Cross was back in the courtyard, breathing heavily and looking worried. Sharpe put five of his Riflemen on the gate-tower, the rest in front of the trench, and he added Brooker's company to the Fusiliers lined on the rubble. The men looked terrified, as well they might, a double rank of four Companies was facing a French column, the instrument that had brought down kingdoms, and their only help Was the spindly rockets lying in the trench, rockets that had been contemptuously dismissed as toys.

'Load! Sharpe watched them. 'On the order to fire you will commence platoon firing! Your job is to keep the skirmishers away from the trench! Captain Brooker!

'Sir? Brooker's company was closest to the gate-tower.

'Watch that open flank of the trench! If those skirmishers get into the trench we're all dead. So don't let them! And don't worry about the column. That's dead already! He grinned at them. 'You're doing this for Colonel Kinney! Let him see those bastards going to hell!

And then the first drums sounded, the drums that had driven columns to Madrid and Moscow, that had piled Paris with captured Colours, the drums that beat the pas-de-charge, the rhythm that accompanied all French attacks, that stopped only with victory or defeat. Boom-boom, boom-boom, boomaboom, boomaboom, boom-boom.
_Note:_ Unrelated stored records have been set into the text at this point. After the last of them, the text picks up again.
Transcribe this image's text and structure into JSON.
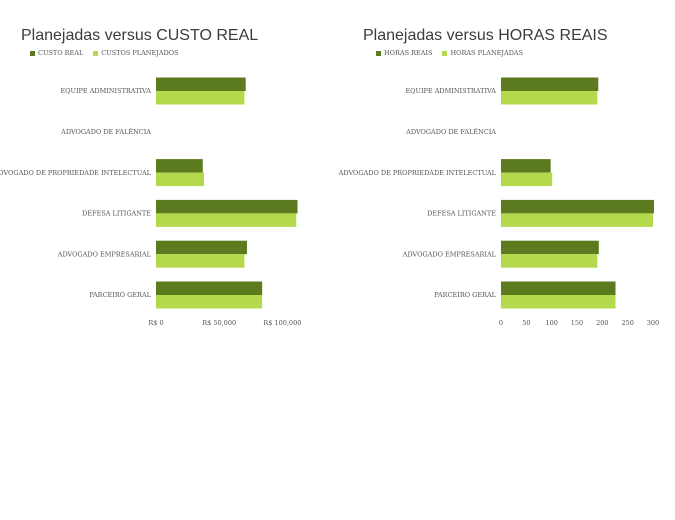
{
  "colors": {
    "real": "#5c7a1e",
    "planned": "#b5d94d"
  },
  "chart_data": [
    {
      "type": "bar",
      "orientation": "horizontal",
      "title": "Planejadas versus CUSTO REAL",
      "categories": [
        "EQUIPE ADMINISTRATIVA",
        "ADVOGADO DE FALÊNCIA",
        "ADVOGADO DE PROPRIEDADE INTELECTUAL",
        "DEFESA LITIGANTE",
        "ADVOGADO EMPRESARIAL",
        "PARCEIRO GERAL"
      ],
      "series": [
        {
          "name": "CUSTO REAL",
          "values": [
            71000,
            0,
            37000,
            112000,
            72000,
            84000
          ]
        },
        {
          "name": "CUSTOS PLANEJADOS",
          "values": [
            70000,
            0,
            38000,
            111000,
            70000,
            84000
          ]
        }
      ],
      "xlim": [
        0,
        110000
      ],
      "xticks": [
        0,
        50000,
        100000
      ],
      "xtick_labels": [
        "R$ 0",
        "R$ 50,000",
        "R$ 100,000"
      ],
      "legend_position": "top-left",
      "grid": false
    },
    {
      "type": "bar",
      "orientation": "horizontal",
      "title": "Planejadas versus HORAS REAIS",
      "categories": [
        "EQUIPE ADMINISTRATIVA",
        "ADVOGADO DE FALÊNCIA",
        "ADVOGADO DE PROPRIEDADE INTELECTUAL",
        "DEFESA LITIGANTE",
        "ADVOGADO EMPRESARIAL",
        "PARCEIRO GERAL"
      ],
      "series": [
        {
          "name": "HORAS REAIS",
          "values": [
            192,
            0,
            98,
            302,
            193,
            226
          ]
        },
        {
          "name": "HORAS PLANEJADAS",
          "values": [
            190,
            0,
            101,
            300,
            190,
            226
          ]
        }
      ],
      "xlim": [
        0,
        300
      ],
      "xticks": [
        0,
        50,
        100,
        150,
        200,
        250,
        300
      ],
      "xtick_labels": [
        "0",
        "50",
        "100",
        "150",
        "200",
        "250",
        "300"
      ],
      "legend_position": "top-left",
      "grid": false
    }
  ]
}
And this time they were for Sharpe, just for Sharpe, a compliment from the Emperor to a man from a London Foundling Home, and he turned to face them, saw the French lurch into motion, and he laughed, mouth open to the wind, laughed because of the pride that suddenly took hold of him, swept him up, because the drums, at last, were for him.

CHAPTER 23

The General fidgeted. He had the feeling that there was some gesture he ought to make, perhaps to ride at the head of his men or stand to one side and salute them as they went forward, but he dismissed the thought irritably. The drums and the raised Colours stirred emotions that were hardly suitable for the pitiable enemy who would be crushed by this massive blow. A sledgehammer to crack a nut! He smiled, because he knew it to be true, but if the sledgehammer did, the work swiftly, then it was worth it.
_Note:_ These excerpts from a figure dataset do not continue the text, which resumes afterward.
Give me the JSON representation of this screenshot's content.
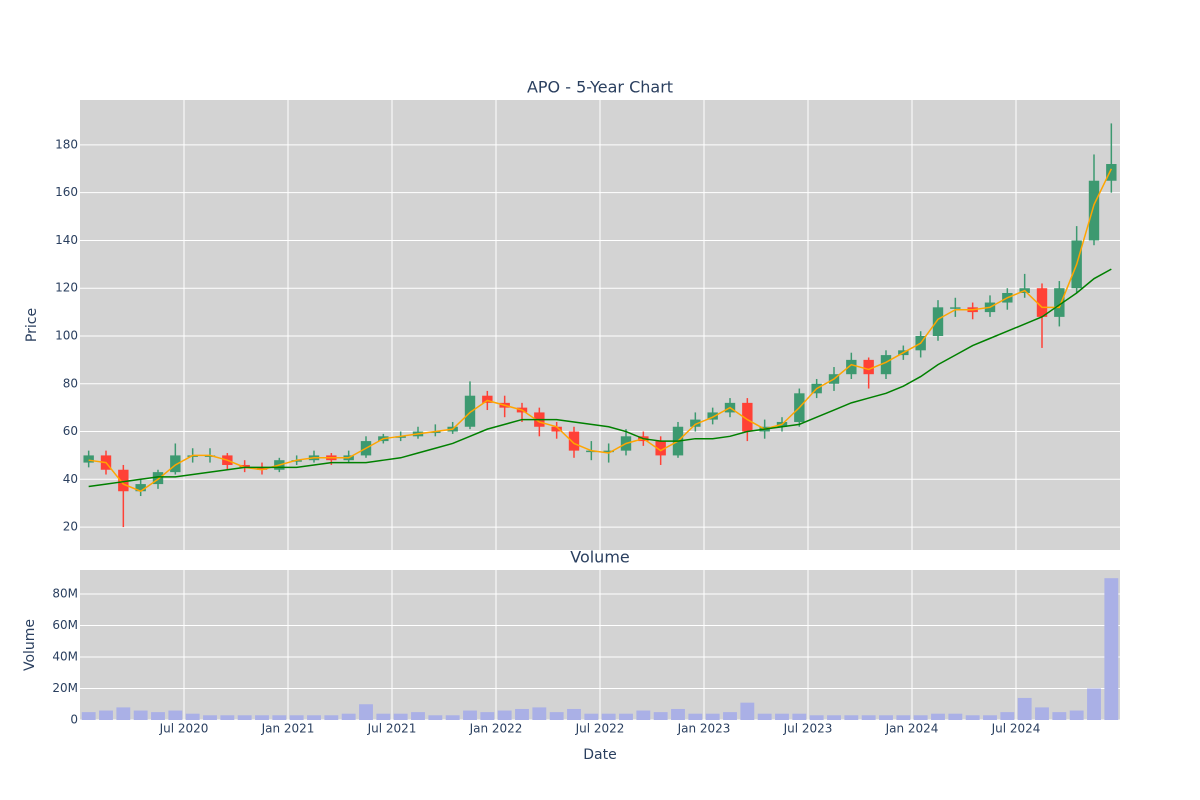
{
  "chart_data": [
    {
      "type": "candlestick",
      "title": "APO - 5-Year Chart",
      "y_label": "Price",
      "x": [
        "2020-01",
        "2020-02",
        "2020-03",
        "2020-04",
        "2020-05",
        "2020-06",
        "2020-07",
        "2020-08",
        "2020-09",
        "2020-10",
        "2020-11",
        "2020-12",
        "2021-01",
        "2021-02",
        "2021-03",
        "2021-04",
        "2021-05",
        "2021-06",
        "2021-07",
        "2021-08",
        "2021-09",
        "2021-10",
        "2021-11",
        "2021-12",
        "2022-01",
        "2022-02",
        "2022-03",
        "2022-04",
        "2022-05",
        "2022-06",
        "2022-07",
        "2022-08",
        "2022-09",
        "2022-10",
        "2022-11",
        "2022-12",
        "2023-01",
        "2023-02",
        "2023-03",
        "2023-04",
        "2023-05",
        "2023-06",
        "2023-07",
        "2023-08",
        "2023-09",
        "2023-10",
        "2023-11",
        "2023-12",
        "2024-01",
        "2024-02",
        "2024-03",
        "2024-04",
        "2024-05",
        "2024-06",
        "2024-07",
        "2024-08",
        "2024-09",
        "2024-10",
        "2024-11",
        "2024-12"
      ],
      "open": [
        47,
        50,
        44,
        35,
        38,
        43,
        50,
        50,
        50,
        46,
        45,
        44,
        48,
        48,
        50,
        48,
        50,
        56,
        58,
        58,
        60,
        60,
        62,
        75,
        72,
        70,
        68,
        62,
        60,
        52,
        52,
        52,
        58,
        56,
        50,
        62,
        65,
        68,
        72,
        60,
        62,
        64,
        76,
        80,
        84,
        90,
        84,
        92,
        94,
        100,
        112,
        112,
        110,
        114,
        118,
        120,
        108,
        120,
        140,
        165
      ],
      "high": [
        52,
        52,
        46,
        40,
        44,
        55,
        53,
        53,
        51,
        48,
        47,
        49,
        50,
        52,
        51,
        52,
        58,
        59,
        60,
        62,
        63,
        64,
        81,
        77,
        75,
        72,
        70,
        64,
        62,
        56,
        55,
        61,
        60,
        58,
        64,
        68,
        70,
        74,
        74,
        65,
        66,
        78,
        82,
        87,
        93,
        91,
        94,
        96,
        102,
        115,
        116,
        114,
        117,
        120,
        126,
        122,
        123,
        146,
        176,
        189
      ],
      "low": [
        45,
        42,
        20,
        33,
        36,
        42,
        47,
        47,
        44,
        43,
        42,
        43,
        46,
        47,
        46,
        47,
        49,
        55,
        56,
        57,
        58,
        59,
        61,
        69,
        66,
        64,
        58,
        57,
        49,
        48,
        47,
        50,
        54,
        46,
        49,
        60,
        63,
        66,
        56,
        57,
        60,
        62,
        74,
        77,
        82,
        78,
        82,
        90,
        91,
        98,
        108,
        107,
        108,
        111,
        116,
        95,
        104,
        118,
        138,
        160
      ],
      "close": [
        50,
        44,
        35,
        38,
        43,
        50,
        50,
        50,
        46,
        45,
        44,
        48,
        48,
        50,
        48,
        50,
        56,
        58,
        58,
        60,
        60,
        62,
        75,
        72,
        70,
        68,
        62,
        60,
        52,
        52,
        52,
        58,
        56,
        50,
        62,
        65,
        68,
        72,
        60,
        62,
        64,
        76,
        80,
        84,
        90,
        84,
        92,
        94,
        100,
        112,
        112,
        110,
        114,
        118,
        120,
        108,
        120,
        140,
        165,
        172
      ],
      "increasing_color": "#3d9970",
      "decreasing_color": "#ff4136",
      "lines": [
        {
          "color": "#ffa500",
          "values": [
            48,
            47,
            38,
            35,
            40,
            46,
            50,
            50,
            48,
            45,
            44,
            46,
            48,
            49,
            49,
            49,
            53,
            57,
            58,
            59,
            60,
            61,
            68,
            73,
            71,
            69,
            64,
            62,
            55,
            52,
            51,
            55,
            57,
            52,
            56,
            63,
            66,
            70,
            65,
            61,
            63,
            70,
            78,
            82,
            88,
            86,
            89,
            93,
            97,
            107,
            111,
            111,
            112,
            116,
            119,
            112,
            112,
            130,
            155,
            170
          ]
        },
        {
          "color": "#008000",
          "values": [
            37,
            38,
            39,
            40,
            41,
            41,
            42,
            43,
            44,
            45,
            45,
            45,
            45,
            46,
            47,
            47,
            47,
            48,
            49,
            51,
            53,
            55,
            58,
            61,
            63,
            65,
            65,
            65,
            64,
            63,
            62,
            60,
            57,
            56,
            56,
            57,
            57,
            58,
            60,
            61,
            62,
            63,
            66,
            69,
            72,
            74,
            76,
            79,
            83,
            88,
            92,
            96,
            99,
            102,
            105,
            108,
            113,
            118,
            124,
            128
          ]
        }
      ],
      "xlim": [
        "2020-01",
        "2025-01"
      ],
      "ylim": [
        10.4,
        198.8
      ],
      "yticks": [
        20,
        40,
        60,
        80,
        100,
        120,
        140,
        160,
        180
      ],
      "grid": true
    },
    {
      "type": "bar",
      "title": "Volume",
      "y_label": "Volume",
      "x_label": "Date",
      "color": "#aab0e6",
      "x": [
        "2020-01",
        "2020-02",
        "2020-03",
        "2020-04",
        "2020-05",
        "2020-06",
        "2020-07",
        "2020-08",
        "2020-09",
        "2020-10",
        "2020-11",
        "2020-12",
        "2021-01",
        "2021-02",
        "2021-03",
        "2021-04",
        "2021-05",
        "2021-06",
        "2021-07",
        "2021-08",
        "2021-09",
        "2021-10",
        "2021-11",
        "2021-12",
        "2022-01",
        "2022-02",
        "2022-03",
        "2022-04",
        "2022-05",
        "2022-06",
        "2022-07",
        "2022-08",
        "2022-09",
        "2022-10",
        "2022-11",
        "2022-12",
        "2023-01",
        "2023-02",
        "2023-03",
        "2023-04",
        "2023-05",
        "2023-06",
        "2023-07",
        "2023-08",
        "2023-09",
        "2023-10",
        "2023-11",
        "2023-12",
        "2024-01",
        "2024-02",
        "2024-03",
        "2024-04",
        "2024-05",
        "2024-06",
        "2024-07",
        "2024-08",
        "2024-09",
        "2024-10",
        "2024-11",
        "2024-12"
      ],
      "values": [
        5000000,
        6000000,
        8000000,
        6000000,
        5000000,
        6000000,
        4000000,
        3000000,
        3000000,
        3000000,
        3000000,
        3000000,
        3000000,
        3000000,
        3000000,
        4000000,
        10000000,
        4000000,
        4000000,
        5000000,
        3000000,
        3000000,
        6000000,
        5000000,
        6000000,
        7000000,
        8000000,
        5000000,
        7000000,
        4000000,
        4000000,
        4000000,
        6000000,
        5000000,
        7000000,
        4000000,
        4000000,
        5000000,
        11000000,
        4000000,
        4000000,
        4000000,
        3000000,
        3000000,
        3000000,
        3000000,
        3000000,
        3000000,
        3000000,
        4000000,
        4000000,
        3000000,
        3000000,
        5000000,
        14000000,
        8000000,
        5000000,
        6000000,
        20000000,
        90000000
      ],
      "xlim": [
        "2020-01",
        "2025-01"
      ],
      "xticks": [
        {
          "value": "2020-07",
          "label": "Jul 2020"
        },
        {
          "value": "2021-01",
          "label": "Jan 2021"
        },
        {
          "value": "2021-07",
          "label": "Jul 2021"
        },
        {
          "value": "2022-01",
          "label": "Jan 2022"
        },
        {
          "value": "2022-07",
          "label": "Jul 2022"
        },
        {
          "value": "2023-01",
          "label": "Jan 2023"
        },
        {
          "value": "2023-07",
          "label": "Jul 2023"
        },
        {
          "value": "2024-01",
          "label": "Jan 2024"
        },
        {
          "value": "2024-07",
          "label": "Jul 2024"
        }
      ],
      "ylim": [
        0,
        95200000
      ],
      "yticks": [
        0,
        {
          "value": 20000000,
          "label": "20M"
        },
        {
          "value": 40000000,
          "label": "40M"
        },
        {
          "value": 60000000,
          "label": "60M"
        },
        {
          "value": 80000000,
          "label": "80M"
        }
      ],
      "grid": true
    }
  ]
}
Time. Always damned time. He had asked the time as the first skirmishers walked forward into the open field. Quarter to mid-day. Forty-five minutes to assemble the column, which was not bad, but it was still forty-five minutes lost. Well, there would be an end to this impudent enemy by mid-day, and then he could send the Lancers into the pass, start feeding the Battalions after them, and then the cumbersome supply carts that had to carry food and ammunition for this mid-winter blow.
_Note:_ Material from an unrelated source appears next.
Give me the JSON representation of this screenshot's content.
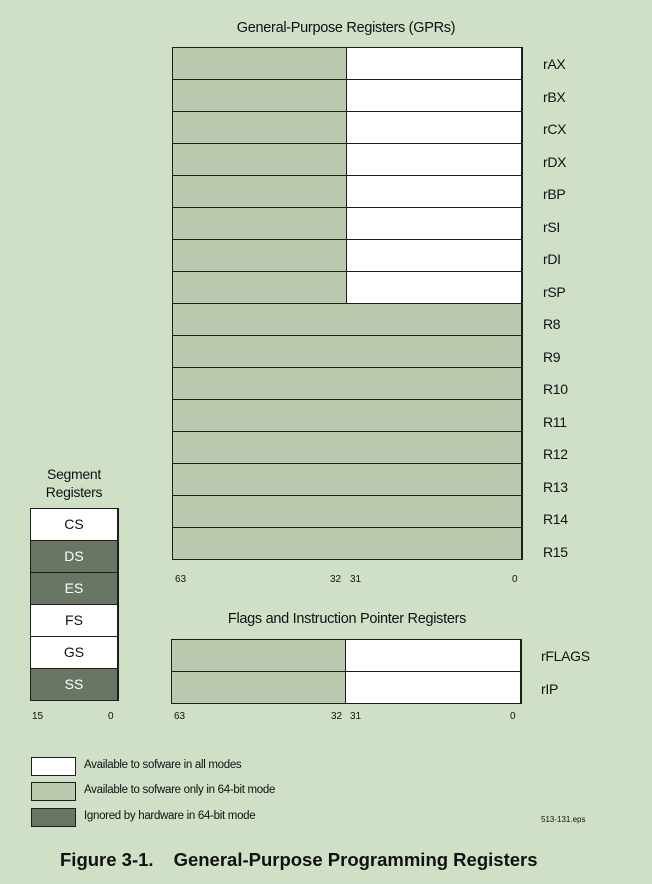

A Colonel of Artillery reined in beside the General. The man was silent and resentful, wanting to unleash the power of his guns on the defenders of the Castle, but the General had derided the idea. To bombard the enemy would waste more time, and he suspected that the British could shelter behind stone walls that would take his gunners hours to reduce to rubble. No, the infantry could do this swiftly, lose some men in the front ranks, then surge over the rubble of the eastern wall and open the pathway to Portugal.

On the watchtower hill Pierre accepted a drink from Captain Frederickson's canteen and nodded towards the valley. 'I think you're about to lose.